Odamda kendi kendime Yiğit'i düşünüp deli gibi gülerken annem içeriye girdi.
'' Seni iyicene kaybettik kızım. Kime gülüyorsun?'' annem kafa kadındır, çocukla çocuk, yetişkinle yetişken, yaşlıyla yaşlı olur. Her devrin kafası vardır yani.
'' Kime güleceğim anne. Halime gülüyorum. Sürünüyoruz bee.''
'' Allah'tan kork sürünüyoruz diyo bide. Şükret şükret.'' Yatağımın başına oturdu.
'' Şaka yapıyorum be anne.

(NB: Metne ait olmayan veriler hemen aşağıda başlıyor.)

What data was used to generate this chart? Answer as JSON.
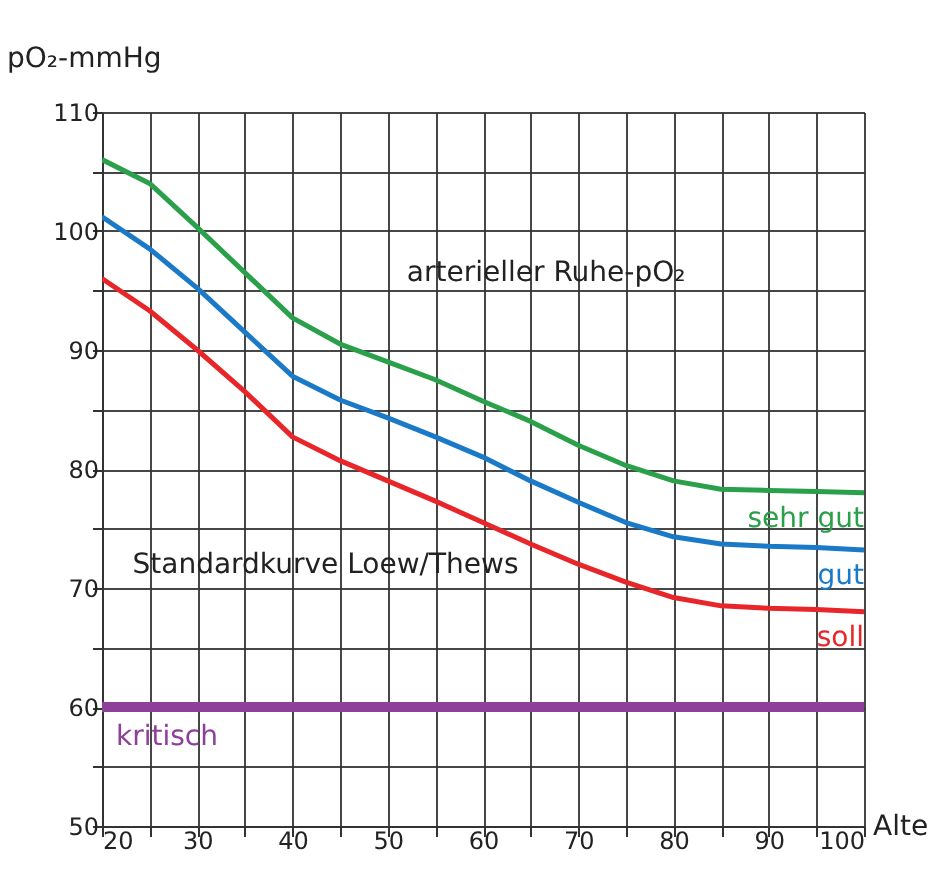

Hemen inandın sende.''
'' Eee anlat bakalım.''
'' Ne anlatayım anne? Her günüm aynı.''
'' Kızlarla buluşmayacak mıydın sen? Ne anlatıyor kızlar?'' Doğru ya kızlarla buluşmak için evden çıkmıştım. Annem üç yıldır Yiğit'e âşık olduğumu bilmiyor. Onu takip ettiğimi ve başıma gelenleri anlatsam kriz geçirir.
'' Ne anlatacaklar canım, derslerden konuştuk.'' Yalana bak. Ben okulda bile derslerden bahsetmemeye çalışırım. Dedikodu yapacağımız yerde derslerden bahsetmek biraz saçma olurdu herhalde.
'' Sen ve ders. Güldürme beni Meyra. Bir aslanla bir ceylan ne kadar yakınsa, sende derslerinle o kadar yakınsın yavrum.'' Doğru söze ne denir. Annemin beni tanımasına sevinsem mi üzülsem mi bilemedim ve konuyu kızlara attım. Onların sorunları vardı onları konuştuk dedim. Kızlar beni affedin. Annem inandı ve odamdan çıktı. Ben Yiğit'i düşünüp aptal aptal sırıtırken telefonum çaldı. Arayan dayımdı. Nasıl belli kardeş oldukları. Ben Yiğit'i düşünürken bir annem gelir bir dayım arar... Aşkımı yaşayamıyorum kendi içimde...
'' Alo dayı, nasılsın?''
'' İyiyim sen nasılsın?''
'' Nasıl olayım dayı sürünüyorum işte.'' Kısa bir gülmeden sonra dayımın ses tonu ciddileşti.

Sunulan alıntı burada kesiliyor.